In the figure below, the left panel shows the top 20 features ordered by feature importance in our Random Forest model, the middle panel shows the coefficient of the top 20 features correlated with Price Sold variable in our Lasso model and the right panel shows the coefficient of the basement related features with increasing lambda in our Lasso model. The red line is our chosen value for “lambda” selected by Bayesian optimization.
Scores Summary
Overall our models had values between 0.11697 and 0.12425 RMSE (Kaggle score), the highest cross-validation RMSE (or worst score) was for Random Forest, followed by Multiple Linear Regression. To our surprise, our linear models performed very well. The Lasso one delivered our highest score for individual models, surpassing the boosted tree models, Gboost and XGBoost. A simple average of the prediction of Gboost, Enet and Lasso improved the score of the individual models, taking us from 0.12109 to 0.11697. Adding ENet as a meta model the base models Lasso, Gboost and KRR gave us a slightly lower score (0.11702) compared to the simple averaging of models. Finally, adding to this stacked model two extra models (Random Forest and XGBoost), lowered our scored to 0.11858. Interestingly, our best performing combined model was a simple average of the predictions, which ended up being our best score (0.11697, top 14% of the public leaderboard as of today)
Conclusions
To summarize, this project demonstrated the strength of linear model over tree-based models when the target variable is linearly related to the predictors. We have shown how one-hot encoding, ordinal encoding, box-cox transformation, and parameter tuning improved our linear models. As a result, Lasso model was our higher scored individual model. A simple average of the prediction of our best simple models gave us our best score, in exchange of losing model interpretability.

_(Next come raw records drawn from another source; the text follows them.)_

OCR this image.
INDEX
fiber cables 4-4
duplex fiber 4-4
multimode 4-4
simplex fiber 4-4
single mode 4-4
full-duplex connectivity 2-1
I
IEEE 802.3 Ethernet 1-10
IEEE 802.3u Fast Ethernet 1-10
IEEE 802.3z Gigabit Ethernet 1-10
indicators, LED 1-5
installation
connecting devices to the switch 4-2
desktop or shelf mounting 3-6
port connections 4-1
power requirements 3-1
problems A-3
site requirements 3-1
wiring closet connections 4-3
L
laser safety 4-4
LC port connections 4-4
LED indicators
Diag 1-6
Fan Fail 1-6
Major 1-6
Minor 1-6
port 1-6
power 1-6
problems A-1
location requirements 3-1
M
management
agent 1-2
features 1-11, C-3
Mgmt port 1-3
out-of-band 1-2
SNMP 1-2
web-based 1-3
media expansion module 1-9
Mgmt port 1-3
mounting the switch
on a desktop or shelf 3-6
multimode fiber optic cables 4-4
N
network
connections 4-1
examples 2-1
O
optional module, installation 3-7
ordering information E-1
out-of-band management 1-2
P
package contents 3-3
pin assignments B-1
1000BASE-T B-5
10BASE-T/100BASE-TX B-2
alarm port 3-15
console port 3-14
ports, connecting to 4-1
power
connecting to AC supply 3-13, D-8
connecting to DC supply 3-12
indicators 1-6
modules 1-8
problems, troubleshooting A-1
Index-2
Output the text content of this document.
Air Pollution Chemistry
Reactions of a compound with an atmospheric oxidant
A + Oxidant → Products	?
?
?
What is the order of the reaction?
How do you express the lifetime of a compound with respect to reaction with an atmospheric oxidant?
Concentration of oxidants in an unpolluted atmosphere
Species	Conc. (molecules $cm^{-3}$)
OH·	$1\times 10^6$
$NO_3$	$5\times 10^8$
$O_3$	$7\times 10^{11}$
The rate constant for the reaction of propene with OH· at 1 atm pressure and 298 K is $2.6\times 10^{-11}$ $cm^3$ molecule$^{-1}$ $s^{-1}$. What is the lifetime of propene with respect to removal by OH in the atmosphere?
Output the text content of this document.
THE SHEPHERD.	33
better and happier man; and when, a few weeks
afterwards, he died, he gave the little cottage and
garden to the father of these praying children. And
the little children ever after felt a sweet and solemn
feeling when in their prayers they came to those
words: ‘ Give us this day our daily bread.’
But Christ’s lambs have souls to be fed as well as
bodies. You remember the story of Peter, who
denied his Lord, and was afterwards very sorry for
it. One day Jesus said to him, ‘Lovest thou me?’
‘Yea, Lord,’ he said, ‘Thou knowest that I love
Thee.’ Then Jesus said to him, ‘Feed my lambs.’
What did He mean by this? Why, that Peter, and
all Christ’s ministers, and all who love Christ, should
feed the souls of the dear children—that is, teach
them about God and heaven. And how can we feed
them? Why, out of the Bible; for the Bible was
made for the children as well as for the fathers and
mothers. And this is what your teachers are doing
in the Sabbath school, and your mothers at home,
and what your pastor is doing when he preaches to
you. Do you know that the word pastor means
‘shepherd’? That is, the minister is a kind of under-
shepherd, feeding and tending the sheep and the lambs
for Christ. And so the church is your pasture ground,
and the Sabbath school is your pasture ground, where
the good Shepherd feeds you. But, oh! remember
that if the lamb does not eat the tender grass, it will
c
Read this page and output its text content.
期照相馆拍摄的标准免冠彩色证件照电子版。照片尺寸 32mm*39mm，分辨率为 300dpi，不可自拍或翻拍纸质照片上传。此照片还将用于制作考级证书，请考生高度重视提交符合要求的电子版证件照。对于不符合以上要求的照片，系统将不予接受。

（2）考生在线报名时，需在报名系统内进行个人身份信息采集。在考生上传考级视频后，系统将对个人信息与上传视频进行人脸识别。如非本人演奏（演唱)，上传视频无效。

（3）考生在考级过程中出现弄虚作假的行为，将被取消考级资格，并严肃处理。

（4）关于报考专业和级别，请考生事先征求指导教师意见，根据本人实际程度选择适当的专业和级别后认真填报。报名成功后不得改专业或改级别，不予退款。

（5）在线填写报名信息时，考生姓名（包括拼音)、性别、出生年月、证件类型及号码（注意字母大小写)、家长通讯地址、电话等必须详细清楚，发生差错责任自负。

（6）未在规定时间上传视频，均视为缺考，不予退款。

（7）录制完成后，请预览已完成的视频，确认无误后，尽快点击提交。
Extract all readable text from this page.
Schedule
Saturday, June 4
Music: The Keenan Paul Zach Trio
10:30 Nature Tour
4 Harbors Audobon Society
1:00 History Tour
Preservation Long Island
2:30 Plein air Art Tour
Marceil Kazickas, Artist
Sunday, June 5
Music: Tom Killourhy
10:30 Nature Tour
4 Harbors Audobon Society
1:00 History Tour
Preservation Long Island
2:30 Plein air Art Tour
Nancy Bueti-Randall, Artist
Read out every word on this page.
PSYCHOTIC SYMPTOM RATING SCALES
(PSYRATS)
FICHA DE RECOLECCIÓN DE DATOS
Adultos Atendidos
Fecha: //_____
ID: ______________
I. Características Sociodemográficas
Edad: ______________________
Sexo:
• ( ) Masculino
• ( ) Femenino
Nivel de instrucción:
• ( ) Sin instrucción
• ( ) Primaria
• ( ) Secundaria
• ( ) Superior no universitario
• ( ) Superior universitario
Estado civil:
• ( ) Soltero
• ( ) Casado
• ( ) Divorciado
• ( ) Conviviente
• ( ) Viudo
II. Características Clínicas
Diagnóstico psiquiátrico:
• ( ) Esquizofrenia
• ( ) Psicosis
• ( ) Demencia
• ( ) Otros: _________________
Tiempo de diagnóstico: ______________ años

Depending on the specific need of the project, simple or combined models have different advantages. For a Kaggle competition, where a 0.0001 score improvement is an great achievement, combined models work very well, taking advantage of the strengths of different models. However, when we build a model --both to make a prediction and to get information about the response variable -linear models have an extraordinary predictive power that can be explained and understood.